25. Bölüm

982 85 13
                                    

    Merhabalar canlarım. Yeni bir bölüm ile yine karşınızdayım. Oylarınızı ve yorumlarınızı bekliyorum. Yorumlarınız ve oylarınız beni tetikliyor. Yorum gelmediğinde içimden yazmak hiç gelmiyor. Hikayemin beğenilmediğini düşünüyorum. Bu da benim motivasyonumu düşürüyor. Ne kadar yorum yaparsanız ve oy verirseniz, emin olun bölümler o kadar çabuk gelecek. Sizi seviyorum. TAKİP tuşuna basmayı  da unutmayın.


       İrem, karşısında kendisini hayran bakışlar ile süzen adama tiksinerek bakıyordu. Bu adamı görmek genç kızın midesini alt üst etmişti ve sinirden bütün eklemleri titriyordu. Genç kız geçmişinden kurtulmak için ne kadar çabalarsa çabalasın, onun bir pranga gibi ayağına yapıştığını hissediyordu. Bu adam yıllar sonra neden onu bulmuştu ve hangi yüzle karşısına çıkmaya cesaret edebilmişti. Hiç utanması yok muydu bu adamın? O, bu düşünce girdabının içinde boğulmak üzereyken, Harun'un sözleri ile kendine geldi.

"Tamam. Sana dokunmayacağım özür dilerim."

İrem kaşlarını çatmış ve tüm korunma kalkanlarını devreye sokmuştu.

"Neden buradasın Harun?
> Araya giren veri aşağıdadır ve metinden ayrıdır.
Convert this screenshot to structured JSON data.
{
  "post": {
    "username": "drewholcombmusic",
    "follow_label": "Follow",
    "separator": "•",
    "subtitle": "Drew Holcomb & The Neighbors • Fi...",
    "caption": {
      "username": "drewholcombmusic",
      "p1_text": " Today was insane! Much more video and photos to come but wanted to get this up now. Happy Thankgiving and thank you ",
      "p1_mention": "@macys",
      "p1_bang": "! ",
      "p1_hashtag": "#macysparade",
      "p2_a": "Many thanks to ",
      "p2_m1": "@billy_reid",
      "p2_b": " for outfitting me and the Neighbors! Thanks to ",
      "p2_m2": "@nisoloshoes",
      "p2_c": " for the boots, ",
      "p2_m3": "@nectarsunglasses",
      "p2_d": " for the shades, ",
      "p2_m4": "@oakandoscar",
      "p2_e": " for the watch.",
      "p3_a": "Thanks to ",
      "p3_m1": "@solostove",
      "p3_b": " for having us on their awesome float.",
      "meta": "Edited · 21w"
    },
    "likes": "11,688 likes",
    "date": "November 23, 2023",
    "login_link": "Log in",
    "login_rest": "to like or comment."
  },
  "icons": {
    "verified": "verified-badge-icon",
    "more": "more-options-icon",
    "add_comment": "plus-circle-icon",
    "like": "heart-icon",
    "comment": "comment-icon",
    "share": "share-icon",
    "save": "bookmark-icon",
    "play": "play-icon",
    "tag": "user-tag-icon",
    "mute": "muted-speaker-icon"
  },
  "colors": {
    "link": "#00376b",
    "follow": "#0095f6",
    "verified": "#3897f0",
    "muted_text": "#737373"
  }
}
Benim iş yerimi nereden öğrendin?"

Genç adamın dudakları hüzünlü bir gülümseme ile kıvrıldı.

"Sana da çok trajikomik geleceğine emin. Dün annem seninle karşılaştığını söyledi ve bana iş yerinin adresini verdi."

İrem, Harun'un sözleri karşısında, dudaklarından sadece alaycı bir ses çıktı.

"Hah."

Harun karşısındaki kıza özlem ile bakıyordu. Çünkü onu yıllardır unutamamıştı. İrem'i unutmak için çok çabalamış ama yüreğine bir türlü söz geçirememişti. Ne kadar büyük bir hata yaptığını ve İrem'i ne kadar incittiğini, yıllar içinde çok daha iyi anlasa da elinden hiçbir şey gelmemişti. Son pişmanlık gerçekten de fayda etmiyordu. Şimdi ki aklı olsa, sevdiği kızı asla yalnız bırakmazdı ama o zamanlar çok toydu. Aslında Harun yaptığının toyluk değil, korkaklık olduğunu gayet iyi biliyor ama gerçeği bir türlü kabullenmek istemiyordu. Yıllarca gittiği her ortamda gözleri İrem'i aramış ve onunla karşılaşmak için dua etmişti. Eğer sevdiği kızı bulursa, onun kalbini tekrar kazanacak ve ailesi ne kadar karşı çıkarsa çıksın, onu bir daha bırakmayacaktı. Yılardır bu düşünceler içinde sevdiği kızı bulmak için yanıp tutuşan Harun, annesinin bir gün önce yanına gelip, İrem ile karşılaştığını söylemesi ile çok şaşırmıştı. Annesinin sevdiği kızın adresini vermesi ve "Ne yaparsan yap ama gelirken yanında İrem'i de bana gelinim olarak getir." dediğinde ise, genç adamın şaşkınlığı katlanarak artmıştı.

Harun'un, teyzesi ve amcası yerine koyduğu iki insanın, İrem'in anne ve babası olacağı hiç aklına gelmemişti. Çünkü İrem ile tek bağlantıları olan yazlığı, ailesi ertesi yıla kalmadan satmış ve sevdiği kız ile olan tüm bağlarını da kopartmıştı. Sevdiceğinin bu kadar yakınında olacağını, genç adam hiç aklına bile getirmemişti. Şimdi ise, Allah tekrar İrem'i ona hediye olarak göndermişti ve Harun bundan sonra, asla onu üzmeyecek, değerli bir mücevher gibi koruyup kollayacaktı. Onu üzmemek için her istediğini yapacak, bir dediğini ikiletmeyecekti. Yeter ki sevdiği kız onu affetsin, o başka bir şey istemiyordu.

Harun genç kızı hayranlık içinde süzerken, İrem de iş adresini Harun'un annesine kimin vermiş olabileceğini düşünüyordu. Kesin bu işte annesinin de parmağı vardı. Eğer adresini annesi verdi ise, bunu annesine tek bir kişi verebilirdi o da çok sevgili kuzeniydi. Genç kız dişlerinin arasında tısladı.

"Özge abla.."

Harun İrem'in sözleri ile kendini toparladı ve hayran bakışlarını genç kızdan çekmek zorunda kaldı.